Das große Promibacken 2026: Lágrimas, desastres y una sorpresa que nadie vio venir
¡Qué montaña rusa de emociones! La nueva temporada de Das große Promibacken ya es historia y ha vuelto a demostrar por qué es, para muchos, el plato fuerte de la programación de primavera. Hubo sudores, manchones, reclamos... y hasta llanto al final. La verdad es que estuve pegado a la pantalla como un fanático de la repostería estas últimas semanas y debo decir que hacía tiempo no veíamos una mezcla tan intensa de angustia y suspenso.
El momento que dejó a todos sin palabras
Claro, amamos esos pequeños desastres. Que el pastel se tambalee al transportarlo o que la crema no termine de cuajar... todo eso es parte del encanto. Pero esta temporada nos regaló un momento de verdadera piel de gallina. Un famoso, con el que nadie contaba, perdió repentinamente el control. Cuando el jurado dio su veredicto, las lágrimas no se hicieron esperar. "La neta, lloré como una magdalena", confesó después la estrella entre bastidores. Fue ese instante en que la presión pudo más y el show pasó a segundo plano, dejando solo humanidad al desnudo. ¿Y no es justo para eso que vemos este programa?
Alexander Mazza: ¿Y él, dónde anda?
Muchos fans se han preguntado estos días por qué Alexander Mazza, precisamente, ya no conduce el programa desde la cocina. El nacido en Múnich fue durante años el rostro amable del concurso. Para quienes lo extrañaron, tengo noticias buenas y no tan buenas. Después de su etapa en ProSieben, Mazza decidió reorientar su carrera y hoy se dedica a lo que realmente le apasiona: está de nuevo más activo en la radio y apuesta por formatos más tranquilos, pero con mayor profundidad. No descarta un regreso al mundo de la repostería, pero por ahora disfruta su tiempo lejos de la harina. El show sigue vivo, eso sí, pero ese toque especial de Mazza, la verdad, se nota su ausencia.

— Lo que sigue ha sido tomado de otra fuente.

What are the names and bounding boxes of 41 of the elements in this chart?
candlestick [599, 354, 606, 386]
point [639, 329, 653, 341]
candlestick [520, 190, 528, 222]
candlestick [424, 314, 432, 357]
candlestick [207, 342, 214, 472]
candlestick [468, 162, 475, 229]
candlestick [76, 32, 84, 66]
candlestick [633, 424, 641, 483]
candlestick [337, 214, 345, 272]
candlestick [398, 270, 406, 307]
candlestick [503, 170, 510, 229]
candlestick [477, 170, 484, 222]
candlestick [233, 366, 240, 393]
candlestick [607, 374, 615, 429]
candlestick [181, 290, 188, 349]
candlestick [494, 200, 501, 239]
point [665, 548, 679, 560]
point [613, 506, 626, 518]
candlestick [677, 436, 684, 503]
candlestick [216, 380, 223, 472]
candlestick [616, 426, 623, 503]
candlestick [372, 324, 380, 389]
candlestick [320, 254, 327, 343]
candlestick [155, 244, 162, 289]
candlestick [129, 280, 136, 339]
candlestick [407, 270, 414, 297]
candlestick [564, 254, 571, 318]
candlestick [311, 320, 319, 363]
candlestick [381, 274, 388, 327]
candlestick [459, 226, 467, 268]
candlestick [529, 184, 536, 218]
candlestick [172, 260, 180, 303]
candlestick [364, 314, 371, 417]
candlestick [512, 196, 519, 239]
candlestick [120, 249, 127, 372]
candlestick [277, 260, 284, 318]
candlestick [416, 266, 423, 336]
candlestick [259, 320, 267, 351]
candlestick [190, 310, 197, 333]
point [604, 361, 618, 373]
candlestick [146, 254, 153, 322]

El Top 3 de sorpresas de la temporada
Para los que aún no han visto todos los capítulos o simplemente quieren un resumen rápido, aquí van esos momentos que todavía me sacan una carcajada... o que de verdad me impresionaron.
- El tapado: Un comediante del que pensé que no sabía ni calentar un pan tostado, se mandó un pastel ópera que hasta al jurado le dio envidia. ¡Todo mi respeto!
- Alerta de desastre: Un tazón con chocolate derretido casi estalla en el microondas; el desmadre se vio en la encimera hasta tres programas después.
- La técnica secreta: Una actriz (conocida por varias series de sobremesa) resultó ser toda una arquitecta de pasteles. ¿Quién iba a decir que ella quiso estudiar repostería?
A final de cuentas, sólo hubo un ganador, pero seamos sinceros: en Das große Promibacken se trata de mucho más. Es la lucha contra la batidora, la duda de si la crema batirá al fin si le rezamos lo suficiente, y ese olor inconfundible a vainilla y nerviosismo que flota en el estudio.
¿Qué nos deja esta temporada?
Sin duda, la confirmación de que los famosos también son de carne y hueso. Lidian con los mismos problemas que nosotros en casa: la masa que no sube, el adorno que se cae o el horno que no calienta bien. Y eso es, precisamente, el encanto de este programa. No vemos estrellas inalcanzables, sino personas con harina en el cabello y chocolate en los dedos. Ahora, hasta la próxima temporada, solo me queda intentar replicar las recetas. Pero, pensándolo bien, mejor dejo eso a los profesionales... no sea que mi cocina termine viéndose como el set después de la explosión del microondas.